Тот скривил губы (и усы), процедил сквозь стиснутые губы:
— Поговорим?
— Если ты настаиваешь, — ответил я.
— Настаиваю.
— Тут?
Тюляев мотнул головой — указал на чуть приоткрытую дверь.
— В раздевалке, — сказал он.
— Давай. Пока перемена не закончилась.
Я вручил Черепанову свой портфель.
Сказал ему:
— Жди здесь.
Тюляев распахнул дверь, жестом пригласил меня в раздевалку. Я прошёл туда первый, вдохнул ароматы грязных носков. Не задерживаясь, прошёл почти до двери в спортивный зал, остановился в трёх шагах от неё. Обернулся. Увидел, как Тюляев снял с себя пиджак, повесил его на вешалку. Гена демонстративно засучил рукава рубахи, медленно двинулся на меня; будто бы считал, что «давит» мне на нервы. Я улыбнулся, пошёл ему навстречу.
Примерно в середине комнаты мы встретились. Замерли в двух шагах друг от друга.
— Никаких жалоб учителям, — сказал Тюляев. — Договорились? Дерёмся один на один. Всё по-честному.
Я кивнул и повторил:
— Никаких жалоб. Но только драки не будет, Гена. Сразу предупреждаю: на победу у тебя нет шансов.
Тюляев ухмыльнулся.
— Это мы сейчас посмотрим. Джемпер сними. Чтобы не испачкал кровью.
Я качнул головой.
— Не испачкаю. Так сильно я тебя бить не стану.
— Смелый, да? — сказал Геннадий.
Он поднял руки на уровень груди — изобразил подобие бойцовской стойки.
Лампа на потолке над нашими головами монотонно гудела.
— Опытный, — ответил я.
Тюляев криво улыбнулся, в полшага приблизился ко мне и сказал:
— Тогда ты не расплачешься…
Он вскинул руку.
Его кулак пролетел там, где секунду назад находилась моя голова.

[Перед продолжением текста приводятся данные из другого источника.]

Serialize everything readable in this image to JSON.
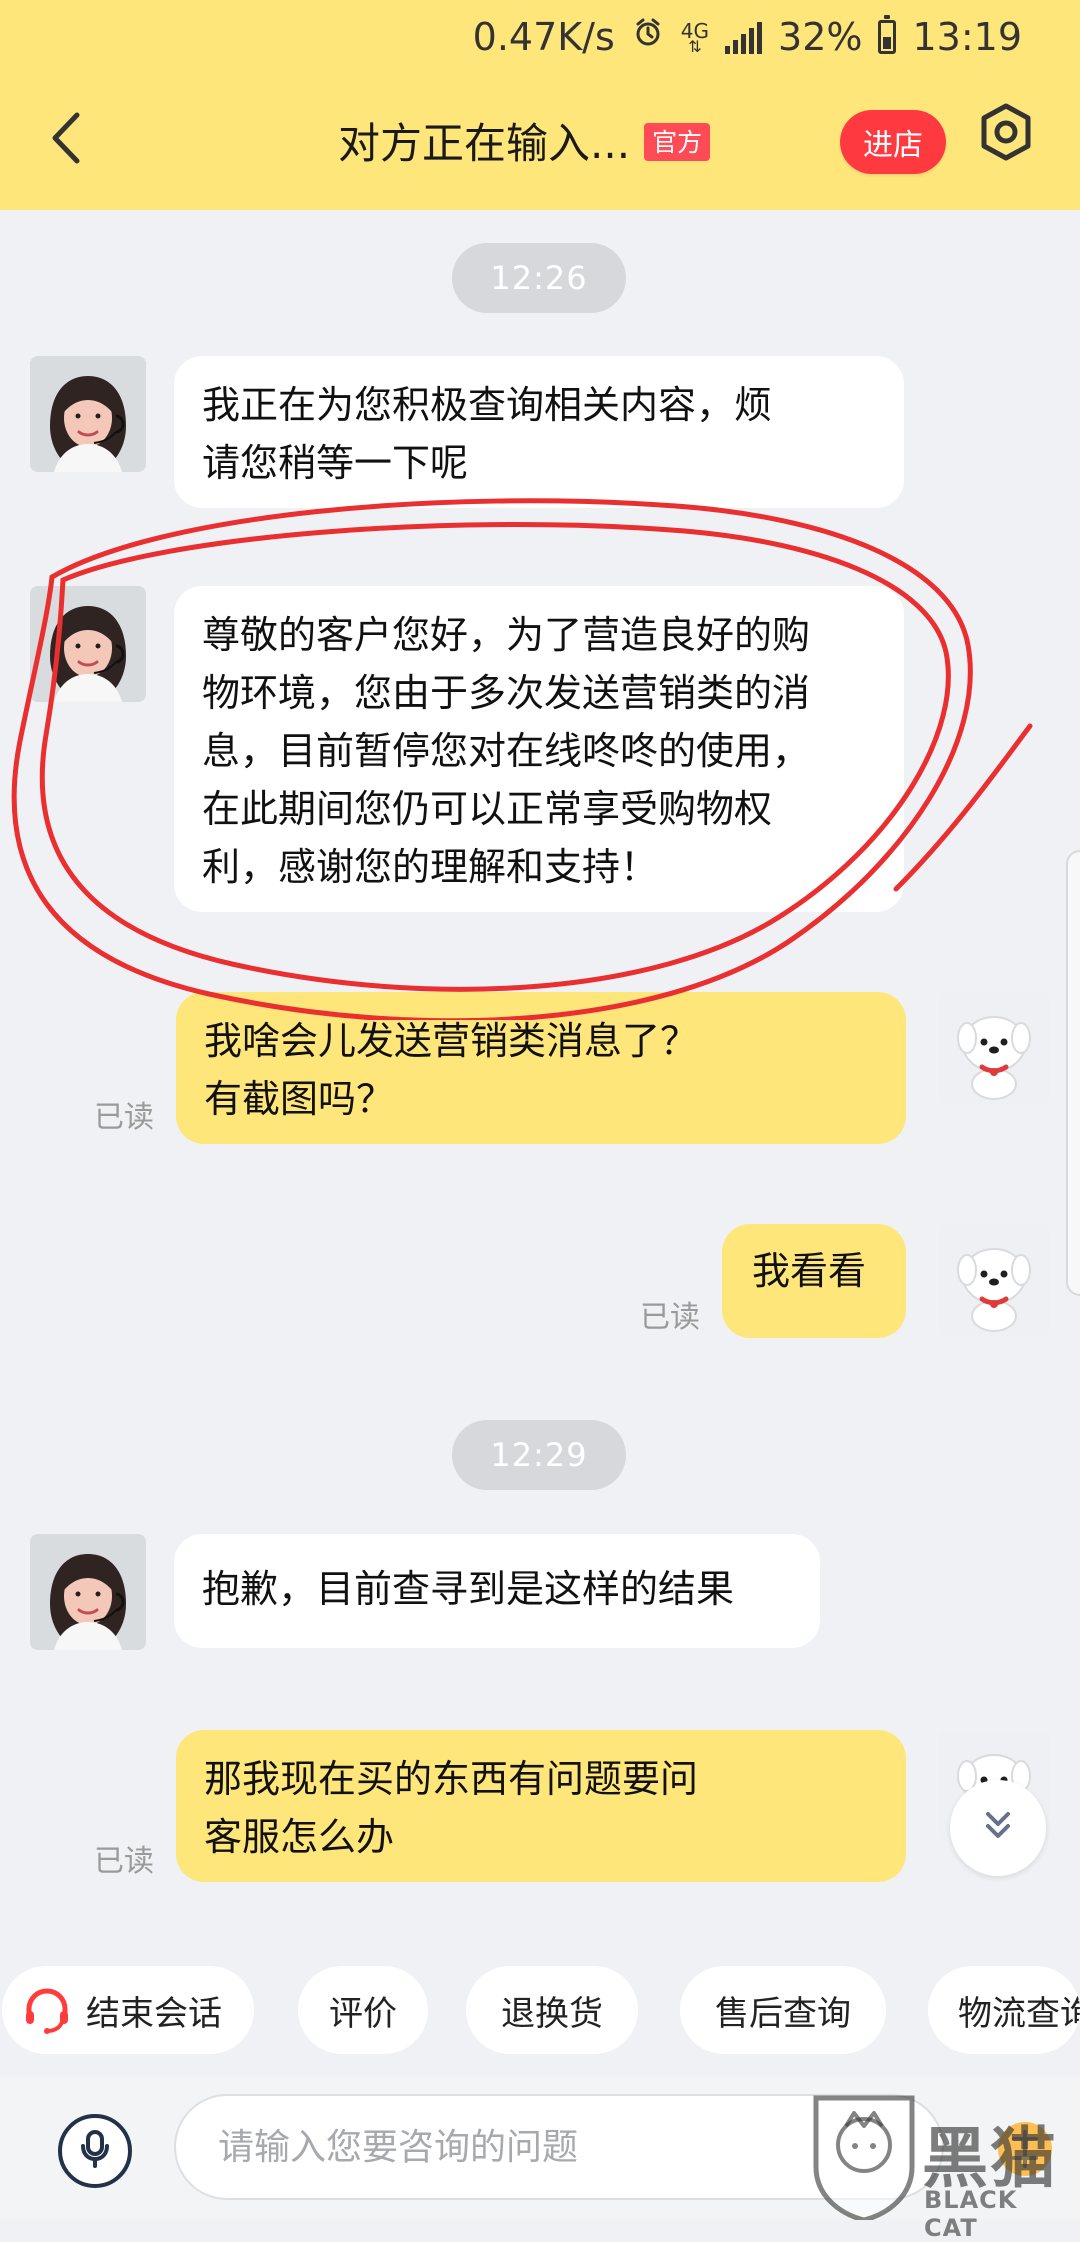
{
  "status_bar": {
    "speed": "0.47K/s",
    "network": "4G",
    "battery": "32%",
    "time": "13:19"
  },
  "header": {
    "title": "对方正在输入...",
    "badge": "官方",
    "shop_button": "进店"
  },
  "messages": {
    "timestamps": [
      "12:26",
      "12:29"
    ],
    "items": [
      {
        "lines": [
          "我正在为您积极查询相关内容，烦",
          "请您稍等一下呢"
        ]
      },
      {
        "lines": [
          "尊敬的客户您好，为了营造良好的购",
          "物环境，您由于多次发送营销类的消",
          "息，目前暂停您对在线咚咚的使用，",
          "在此期间您仍可以正常享受购物权",
          "利，感谢您的理解和支持！"
        ]
      },
      {
        "lines": [
          "我啥会儿发送营销类消息了？",
          "有截图吗？"
        ],
        "status": "已读"
      },
      {
        "lines": [
          "我看看"
        ],
        "status": "已读"
      },
      {
        "lines": [
          "抱歉，目前查寻到是这样的结果"
        ]
      },
      {
        "lines": [
          "那我现在买的东西有问题要问",
          "客服怎么办"
        ],
        "status": "已读"
      }
    ]
  },
  "quick_actions": [
    "结束会话",
    "评价",
    "退换货",
    "售后查询",
    "物流查询"
  ],
  "input": {
    "placeholder": "请输入您要咨询的问题"
  },
  "watermark": {
    "text": "黑猫",
    "subtitle": "BLACK CAT"
  },
  "icons": {
    "back": "chevron-left-icon",
    "settings": "hexagon-settings-icon",
    "scroll_down": "double-chevron-down-icon",
    "mic": "microphone-icon",
    "end_chat": "headset-icon"
  },
  "colors": {
    "accent": "#ffe67a",
    "shop_button": "#ff3940",
    "badge": "#ff4b56",
    "annotation": "#ea2f31"
  }
}
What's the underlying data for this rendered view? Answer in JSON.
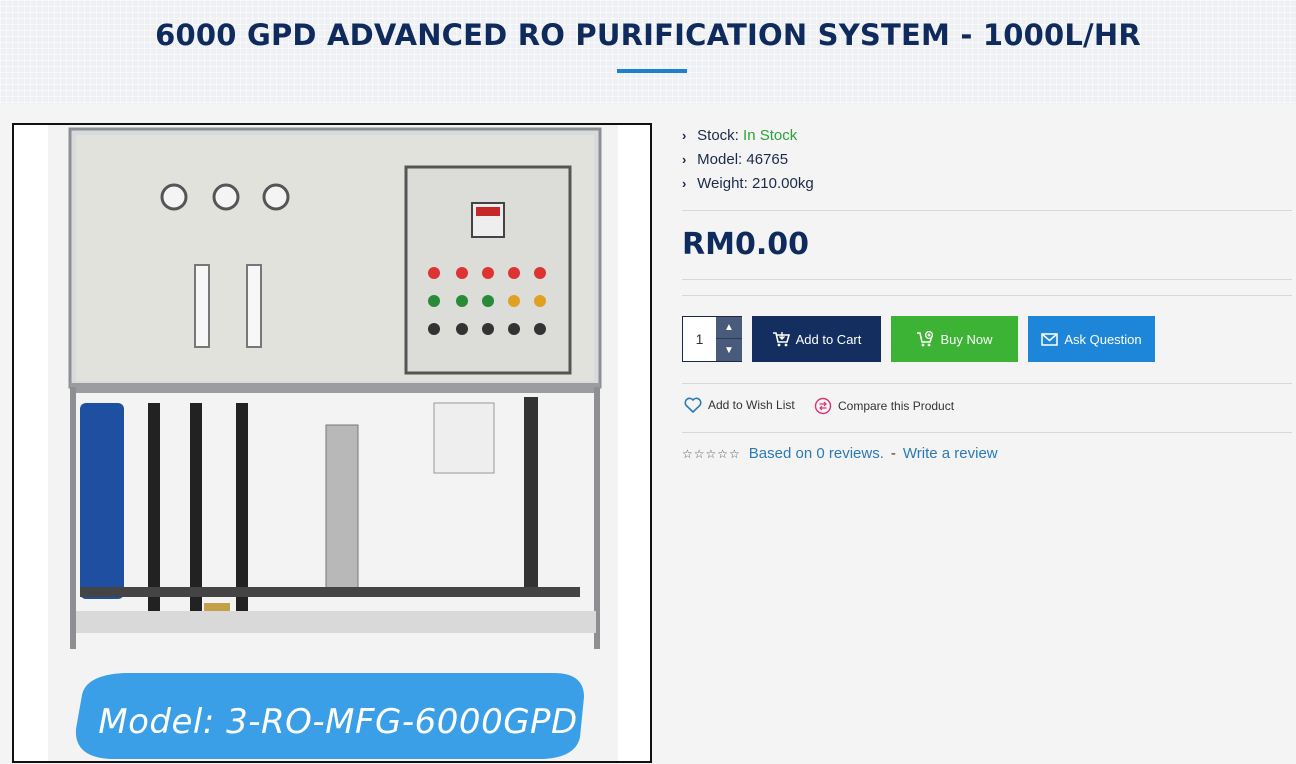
{
  "page": {
    "title": "6000 GPD ADVANCED RO PURIFICATION SYSTEM - 1000L/HR"
  },
  "product_image": {
    "model_caption": "Model: 3-RO-MFG-6000GPD",
    "icon": "product-photo"
  },
  "info": {
    "stock_label": "Stock:",
    "stock_value": "In Stock",
    "model_label": "Model:",
    "model_value": "46765",
    "weight_label": "Weight:",
    "weight_value": "210.00kg"
  },
  "price": "RM0.00",
  "purchase": {
    "quantity": "1",
    "add_to_cart": "Add to Cart",
    "buy_now": "Buy Now",
    "ask_question": "Ask Question"
  },
  "actions": {
    "wish_list": "Add to Wish List",
    "compare": "Compare this Product"
  },
  "reviews": {
    "rating_stars": 0,
    "based_on": "Based on 0 reviews.",
    "separator": "-",
    "write_review": "Write a review"
  },
  "colors": {
    "title": "#0f2a5c",
    "accent_underline": "#1e7fd0",
    "in_stock": "#2aa33a",
    "add_to_cart": "#132e5f",
    "buy_now": "#3cb335",
    "ask_question": "#1e86d8",
    "link": "#2a7ab8"
  }
}
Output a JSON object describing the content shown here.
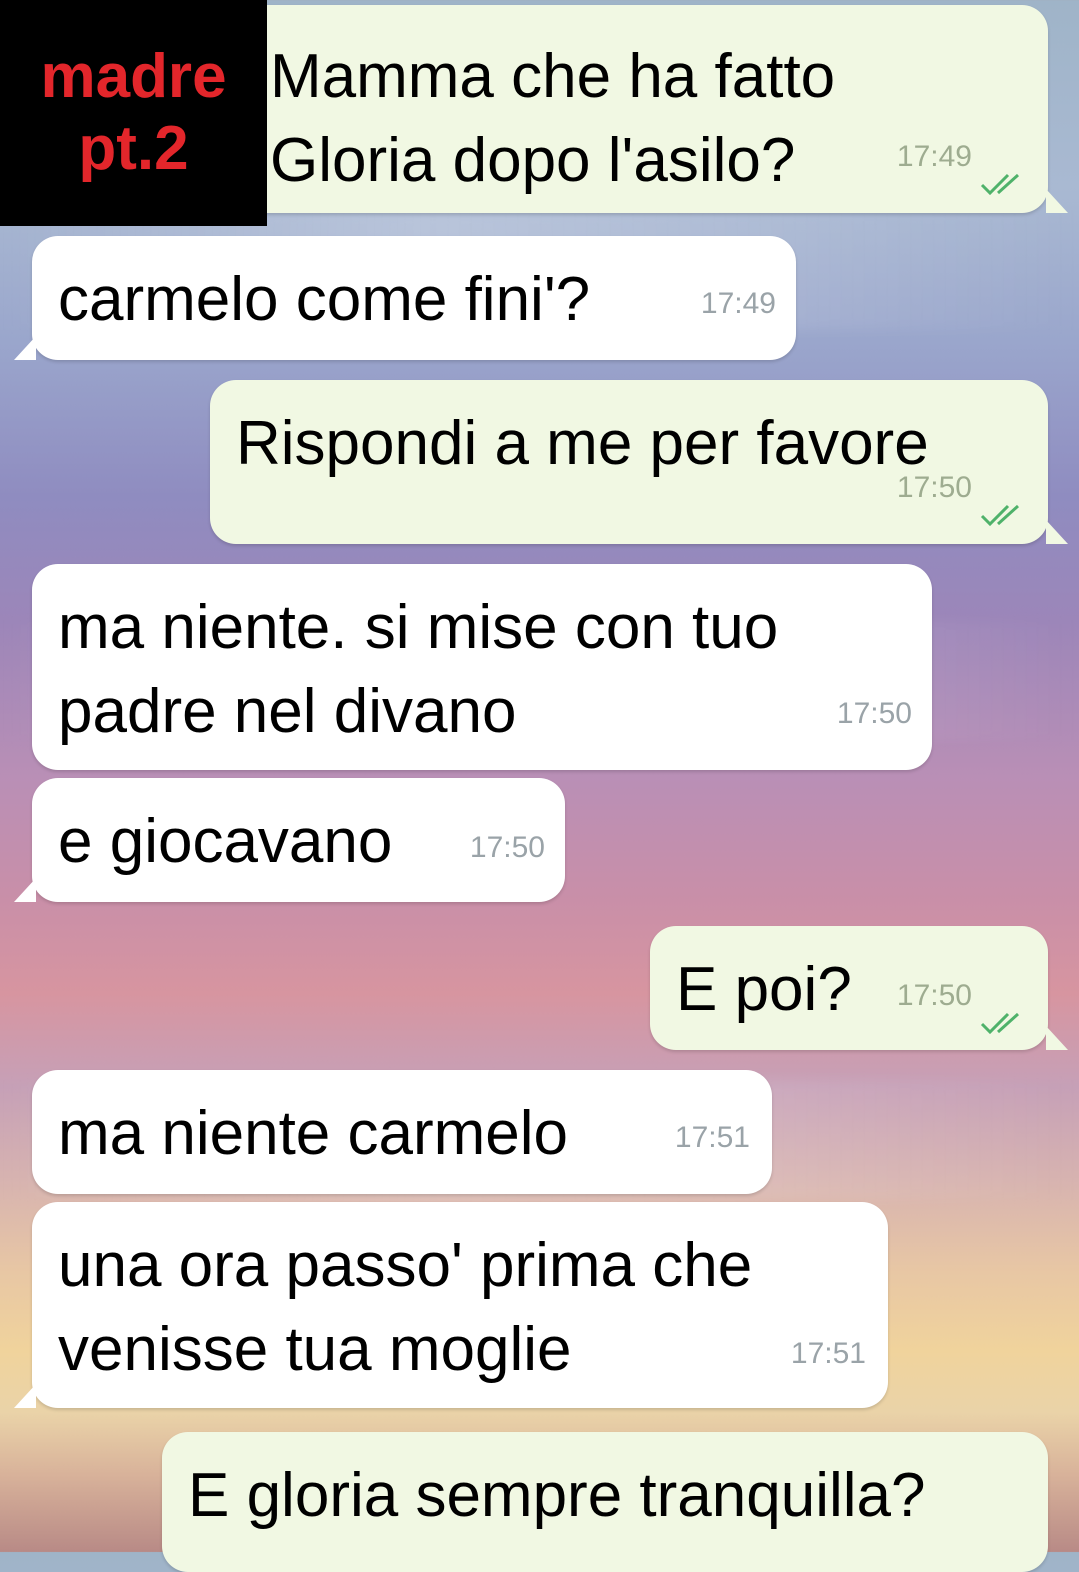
{
  "overlay_label": {
    "line1": "madre",
    "line2": "pt.2",
    "color": "#e3262b"
  },
  "messages": [
    {
      "direction": "outgoing",
      "text": "Mamma che ha fatto\nGloria dopo l'asilo?",
      "time": "17:49",
      "read": true
    },
    {
      "direction": "incoming",
      "text": "carmelo come fini'?",
      "time": "17:49"
    },
    {
      "direction": "outgoing",
      "text": "Rispondi a me per favore",
      "time": "17:50",
      "read": true
    },
    {
      "direction": "incoming",
      "text": "ma niente. si mise con tuo\npadre nel divano",
      "time": "17:50"
    },
    {
      "direction": "incoming",
      "text": "e giocavano",
      "time": "17:50"
    },
    {
      "direction": "outgoing",
      "text": "E poi?",
      "time": "17:50",
      "read": true
    },
    {
      "direction": "incoming",
      "text": "ma niente carmelo",
      "time": "17:51"
    },
    {
      "direction": "incoming",
      "text": "una ora passo' prima che\nvenisse tua moglie",
      "time": "17:51"
    },
    {
      "direction": "outgoing",
      "text": "E gloria sempre tranquilla?",
      "time": "",
      "read": false
    }
  ],
  "colors": {
    "incoming_bubble": "#ffffff",
    "outgoing_bubble": "#f1f8e3",
    "read_ticks": "#4fb26a",
    "timestamp": "#9aa3a8"
  }
}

— Ха! — выдохнул Геннадий.
Но я уже разорвал дистанцию — на шаг отступил к спортзалу.
Тюляев удержал равновесие.
Рванул ко мне и тут же выдохнул:
— Хо!
Прямой удар ногой у меня получился чётко, как на тренировке. Подъём стопы врезался точно в солнечное сплетение противника.
Геннадий согнулся пополам. Упал на колени. Прижал к животу руки.
Я посмотрел на него сверху вниз. Отметил, что у Геннадия тонкая длинная шея с белой кожей. Присел рядом с вздрагивавшим Тюляевым на корточки. Услышал хрипы его судорожного дыхания.
Сказал:
— Дыши, Гена. Вдох, выдох. Сейчас полегчает.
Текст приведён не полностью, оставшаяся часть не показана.